Extended Data Fig. 5. α5V3 pocket versus α1β3γ2 receptors and diazepam and DMCM binding impact.

Extended Data Fig. 5

a, Overlays of the α1β3γ2 receptor at the α1-γ2 binding pocket for apo (dark grey) versus diazepam-bound (DZP; α1 principal face in pink and γ2 complementary face in pale yellow), showing that the pocket is highly similar. b, Equivalent view, but overlay of α1γ2-apo (dark grey) versus α5V3-apo (light grey), showing that pocket is also highly similar.
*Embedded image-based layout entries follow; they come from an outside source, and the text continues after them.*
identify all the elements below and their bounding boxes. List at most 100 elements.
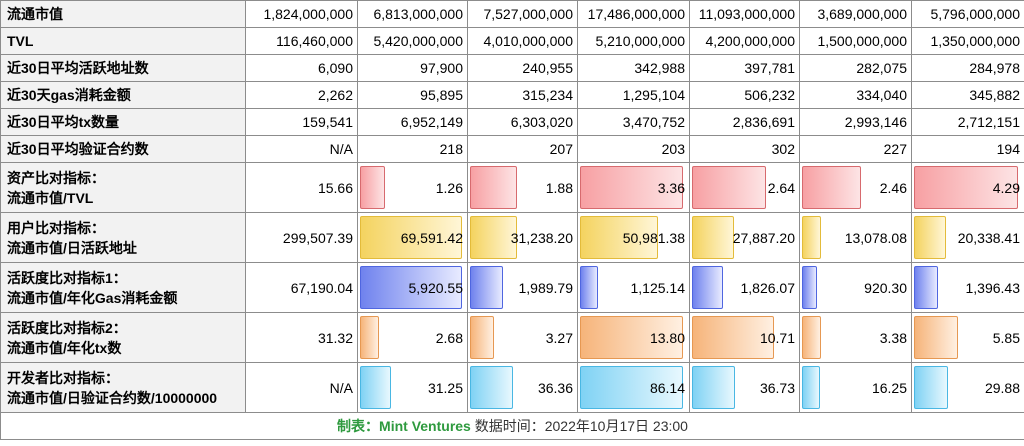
ratio-value: 29.88: [984, 379, 1020, 396]
row-label: 近30日平均验证合约数: [0, 135, 246, 163]
data-bar: [470, 216, 518, 259]
data-bar: [360, 216, 462, 259]
ratio-value: 3.27: [545, 329, 573, 346]
data-bar: [914, 266, 938, 309]
ratio-value: 15.66: [317, 179, 353, 196]
ratio-value: 4.29: [992, 179, 1020, 196]
data-bar: [802, 266, 817, 309]
table-cell: 4,200,000,000: [689, 27, 800, 55]
table-cell: 284,978: [911, 54, 1024, 82]
ratio-value: 13,078.08: [844, 229, 907, 246]
data-bar: [692, 316, 774, 359]
ratio-cell: N/A: [245, 362, 358, 413]
data-bar: [914, 316, 958, 359]
row-label: TVL: [0, 27, 246, 55]
table-row: 近30日平均验证合约数 N/A 218 207 203 302 227 194: [0, 135, 1024, 163]
ratio-cell: 3.27: [467, 312, 578, 363]
table-cell: 3,470,752: [577, 108, 690, 136]
ratio-cell: 20,338.41: [911, 212, 1024, 263]
table-cell: 2,836,691: [689, 108, 800, 136]
data-bar: [470, 266, 503, 309]
ratio-cell: 16.25: [799, 362, 912, 413]
table-cell: 342,988: [577, 54, 690, 82]
data-time: 2022年10月17日 23:00: [544, 418, 688, 434]
table-cell: 334,040: [799, 81, 912, 109]
ratio-label: 资产比对指标： 流通市值/TVL: [0, 162, 246, 213]
row-label: 近30日平均活跃地址数: [0, 54, 246, 82]
table-cell: 5,210,000,000: [577, 27, 690, 55]
ratio-cell: 3.36: [577, 162, 690, 213]
data-bar: [580, 216, 658, 259]
ratio-label: 活跃度比对指标2： 流通市值/年化tx数: [0, 312, 246, 363]
table-row: 流通市值 1,824,000,000 6,813,000,000 7,527,000,…: [0, 0, 1024, 28]
table-cell: 7,527,000,000: [467, 0, 578, 28]
ratio-label-line2: 流通市值/日活跃地址: [7, 239, 137, 256]
table-cell: 11,093,000,000: [689, 0, 800, 28]
table-cell: 97,900: [357, 54, 468, 82]
ratio-row: 活跃度比对指标2： 流通市值/年化tx数 31.32 2.68 3.27 13.80 10.…: [0, 312, 1024, 363]
ratio-value: 1.26: [435, 179, 463, 196]
ratio-cell: 31,238.20: [467, 212, 578, 263]
table-cell: 1,350,000,000: [911, 27, 1024, 55]
ratio-label-line2: 流通市值/年化Gas消耗金额: [7, 289, 178, 306]
ratio-label-line2: 流通市值/TVL: [7, 189, 94, 206]
ratio-value: 86.14: [649, 379, 685, 396]
ratio-value: 36.73: [759, 379, 795, 396]
table-cell: 3,689,000,000: [799, 0, 912, 28]
table-cell: 95,895: [357, 81, 468, 109]
table-cell: 2,712,151: [911, 108, 1024, 136]
ratio-value: 50,981.38: [622, 229, 685, 246]
table-cell: 5,420,000,000: [357, 27, 468, 55]
table-cell: 6,303,020: [467, 108, 578, 136]
ratio-value: 36.36: [537, 379, 573, 396]
data-bar: [360, 366, 391, 409]
ratio-value: 5.85: [992, 329, 1020, 346]
ratio-value: 3.36: [657, 179, 685, 196]
data-bar: [692, 166, 767, 209]
table-cell: 1,295,104: [577, 81, 690, 109]
data-bar: [360, 166, 386, 209]
data-bar: [470, 316, 495, 359]
maker-label: 制表：: [337, 418, 380, 434]
time-label: 数据时间：: [474, 418, 545, 434]
ratio-value: 2.64: [767, 179, 795, 196]
row-label: 流通市值: [0, 0, 246, 28]
data-bar: [580, 266, 598, 309]
ratio-value: 1,989.79: [518, 279, 574, 296]
ratio-cell: 27,887.20: [689, 212, 800, 263]
table-cell: 1,824,000,000: [245, 0, 358, 28]
data-bar: [914, 366, 948, 409]
ratio-value: 27,887.20: [732, 229, 795, 246]
table-cell: 345,882: [911, 81, 1024, 109]
table-row: 近30日平均tx数量 159,541 6,952,149 6,303,020 3,470…: [0, 108, 1024, 136]
table-cell: 1,500,000,000: [799, 27, 912, 55]
ratio-value: 2.68: [435, 329, 463, 346]
data-bar: [580, 166, 684, 209]
table-cell: 6,813,000,000: [357, 0, 468, 28]
ratio-label-line1: 活跃度比对指标2：: [7, 319, 127, 336]
table-row: TVL 116,460,000 5,420,000,000 4,010,000,000…: [0, 27, 1024, 55]
ratio-cell: 86.14: [577, 362, 690, 413]
ratio-cell: 69,591.42: [357, 212, 468, 263]
ratio-value: 16.25: [871, 379, 907, 396]
table-cell: 397,781: [689, 54, 800, 82]
data-bar: [914, 216, 946, 259]
row-label: 近30天gas消耗金额: [0, 81, 246, 109]
data-bar: [802, 366, 820, 409]
ratio-value: 31.25: [427, 379, 463, 396]
ratio-label-line1: 活跃度比对指标1：: [7, 269, 127, 286]
table-cell: 17,486,000,000: [577, 0, 690, 28]
ratio-cell: 29.88: [911, 362, 1024, 413]
ratio-value: 1,396.43: [965, 279, 1021, 296]
ratio-cell: 10.71: [689, 312, 800, 363]
ratio-cell: 1.26: [357, 162, 468, 213]
ratio-cell: 67,190.04: [245, 262, 358, 313]
ratio-label-line1: 资产比对指标：: [7, 169, 105, 186]
ratio-cell: 36.73: [689, 362, 800, 413]
ratio-value: 920.30: [864, 279, 907, 296]
ratio-label-line1: 开发者比对指标：: [7, 369, 119, 386]
ratio-value: 31.32: [317, 329, 353, 346]
ratio-label-line2: 流通市值/日验证合约数/10000000: [7, 389, 218, 406]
The relative upward position of α5V3-apo Y49 versus α1γ2-apo Y58 is indicated (blue arrow). c, Overlay of α1γ2-DZP (pink/pale yellow) versus α5V3-apo (light grey), with the relative upward position of α5V3-apo Y49 versus α1γ2-DZP Y58 indicated (blue arrow). d, Overlay of α5V3-DZP (red/yellow) versus α5V3-apo (light grey), showing that the pocket is highly similar but binding of diazepam has caused displacement of Y49 by 2.3 Å (blue arrow). e, Overlay of α1γ2-DZP (pink/pale yellow) versus α5V3-DZP (red/yellow), showing that the downward displacement by DZP on Y49 means it now matches the position of Y58 in the α1-γ2-DZP pocket. f, Cryo-EM map of α5V3-DMCM showing the fit of the DMCM molecule into the density. The isosurface level of the protein and ligand are the same. Shown from two viewing angles. g, Structural model overlay of α5V3-apo (grey) versus α5V3-DMCM showing that Y49 does not need to move to accommodate DMCM binding. Note: The structural model of the α1-γ2-apo pocket is from the α1β3γ2 receptor bound by antagonist bicuculline, PDB 6HUK; α1γ2-DZP is from α1β3γ2 receptor bound by GABA and diazepam, PDB 6HUP. For reference, equivalent complementary face residue numbering of α5V3 Y49, A70, T133, in wild type γ2 is Y58, A79, T142 respectively.